Puis vient l'échelle de valeurs scientiste,
particulièrement présente en France, et qui dérive
d'une interprétation de la pensée de Descartes,
dont Saint-Simon puis Auguste Comte ont tiré les
conclusions en imaginant une société
technocratique. Le postulat scientiste est celui
de l'adéquation de la pensée et de l'action. Une
fois ce postulat admis, il conduit à nier
l'existence réelle de ce qui ne peut pas être mis
sous la forme de pensées claires et distinctes ;
il conduit aussi à penser que l'ensemble du
problème humain peut être traité par la voie
scientifique. La statistique se prête bien aux
prétentions scientistes, car elle procure de la
réalité sociale une image chiffrée, utilisable
dans le calcul, et dont on peut prétendre qu'elle
représente la réalité.
Cependant, l'ambition scientiste est vouée à
l'échec, car « la science, toujours fissurée, ne
domine et n'explique pas l'agir, lequel ne se
réduit jamais au déterminisme des phénomènes
dompté et utilisé par notre pensée et pour nos
besoins ».
Toutes ces traditions existent, et fonctionnent
simultanément. Ainsi la démarche proprement
technique de la statistique, dont l'exposé peut se
faire sans ambiguïté, est insérée dans des champs
de valeurs multiples et contradictoires entre eux.

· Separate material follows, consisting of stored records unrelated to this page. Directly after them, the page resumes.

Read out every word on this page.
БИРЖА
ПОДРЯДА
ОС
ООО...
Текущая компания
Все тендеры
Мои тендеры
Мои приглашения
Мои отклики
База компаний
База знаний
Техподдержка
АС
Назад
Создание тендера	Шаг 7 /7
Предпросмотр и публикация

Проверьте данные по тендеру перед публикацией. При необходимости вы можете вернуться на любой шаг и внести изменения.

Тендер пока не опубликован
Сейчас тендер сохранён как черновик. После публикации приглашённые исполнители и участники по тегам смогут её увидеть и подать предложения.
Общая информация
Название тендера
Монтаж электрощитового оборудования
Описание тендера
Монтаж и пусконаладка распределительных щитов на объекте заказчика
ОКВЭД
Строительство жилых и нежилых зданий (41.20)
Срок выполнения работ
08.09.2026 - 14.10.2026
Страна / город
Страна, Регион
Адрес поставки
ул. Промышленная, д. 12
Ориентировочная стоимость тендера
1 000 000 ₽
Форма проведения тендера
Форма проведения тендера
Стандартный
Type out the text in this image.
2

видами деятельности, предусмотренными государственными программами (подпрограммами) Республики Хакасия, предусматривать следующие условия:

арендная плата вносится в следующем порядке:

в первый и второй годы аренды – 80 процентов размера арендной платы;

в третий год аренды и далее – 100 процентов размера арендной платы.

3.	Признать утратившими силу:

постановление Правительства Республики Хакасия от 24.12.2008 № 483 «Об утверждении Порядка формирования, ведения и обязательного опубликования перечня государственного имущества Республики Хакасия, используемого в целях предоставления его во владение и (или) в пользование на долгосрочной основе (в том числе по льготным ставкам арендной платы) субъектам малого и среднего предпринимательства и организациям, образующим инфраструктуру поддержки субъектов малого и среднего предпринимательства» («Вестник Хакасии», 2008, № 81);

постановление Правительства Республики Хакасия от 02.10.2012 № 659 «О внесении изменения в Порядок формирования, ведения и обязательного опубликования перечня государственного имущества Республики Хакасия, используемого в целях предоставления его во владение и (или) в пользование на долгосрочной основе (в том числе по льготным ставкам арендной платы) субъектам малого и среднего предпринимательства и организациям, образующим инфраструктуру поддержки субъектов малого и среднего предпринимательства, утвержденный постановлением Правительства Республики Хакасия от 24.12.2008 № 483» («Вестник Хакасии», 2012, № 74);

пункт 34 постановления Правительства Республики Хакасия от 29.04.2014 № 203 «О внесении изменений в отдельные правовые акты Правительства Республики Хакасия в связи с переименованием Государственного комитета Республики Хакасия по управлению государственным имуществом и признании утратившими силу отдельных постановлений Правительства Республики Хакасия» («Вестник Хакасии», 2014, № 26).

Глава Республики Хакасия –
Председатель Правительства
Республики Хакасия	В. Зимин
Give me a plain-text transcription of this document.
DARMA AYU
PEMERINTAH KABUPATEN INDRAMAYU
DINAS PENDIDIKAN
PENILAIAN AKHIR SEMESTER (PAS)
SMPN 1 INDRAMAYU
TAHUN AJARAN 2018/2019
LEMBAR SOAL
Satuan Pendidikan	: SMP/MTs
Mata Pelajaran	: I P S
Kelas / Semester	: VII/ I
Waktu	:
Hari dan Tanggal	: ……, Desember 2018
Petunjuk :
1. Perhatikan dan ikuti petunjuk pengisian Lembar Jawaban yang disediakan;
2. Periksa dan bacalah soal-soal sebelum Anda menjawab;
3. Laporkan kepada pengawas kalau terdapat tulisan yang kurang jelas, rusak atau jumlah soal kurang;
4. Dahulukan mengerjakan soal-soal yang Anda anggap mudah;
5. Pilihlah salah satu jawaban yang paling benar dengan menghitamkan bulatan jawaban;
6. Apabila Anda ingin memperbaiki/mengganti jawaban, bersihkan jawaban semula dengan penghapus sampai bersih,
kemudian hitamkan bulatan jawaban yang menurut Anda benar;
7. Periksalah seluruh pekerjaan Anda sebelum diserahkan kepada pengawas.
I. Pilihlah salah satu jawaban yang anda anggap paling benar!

Du coup, le débat sur la statistique est souvent
confus. La confusion s'accroît encore lorsque la
statistique devient un enjeu, par exemple dans une
lutte entre des fractions du corps social
revendiquant chacune la représentation de
l'intérêt général : alors, à la complexité
initiale de la question, s'ajoute encore le
brouillage provoqué par des polémiques
intéressées.
Situation historique
Les références intellectuelles et culturelles qui
précèdent nous permettent de situer l'évolution
historique concrète de la statistique, ainsi que
les traditions qui la traversent. L'institution
statistique française actuelle emploie 10 000
personnes, dont les trois quarts travaillent à
l'INSEE, le quart restant étant employé par des
ministères techniques, des organisations
patronales ou syndicales, des organismes d'étude
ou de recherche. Ses origines sont anciennes, mais
on peut, pour être bref, se concentrer sur la
période qui commence en 1940 : avant cette date,
en effet, la statistique n'employait que quelques
dizaines de personnes.
La tradition la plus ancienne se réfère à la
conception scientifique de la statistique ; la
mission de la Statistique Générale de la France
était conçue par ses responsables en termes très
idéalistes : « elle ne doit avoir aucun autre
souci que la recherche scientifique, aucun autre
but que la découverte de la vérité ».
Cependant, la poursuite de ce but par une équipe
de petite taille nécessitait que l'on fit des
choix, car on ne pouvait tout observer. Alors les
textes évoquent la « demande d'information », sans
préciser de qui elle émane, ni selon quels
critères elle est triée : la représentation
idéaliste que le statisticien se fait de son
métier lui interdit de discerner l'insertion
sociale de son travail. Cultivant sa technique
sans s'interroger sur les forces au service
desquelles il se met, il mérite les invectives que
Bernanos adresse au technicien « imbécile »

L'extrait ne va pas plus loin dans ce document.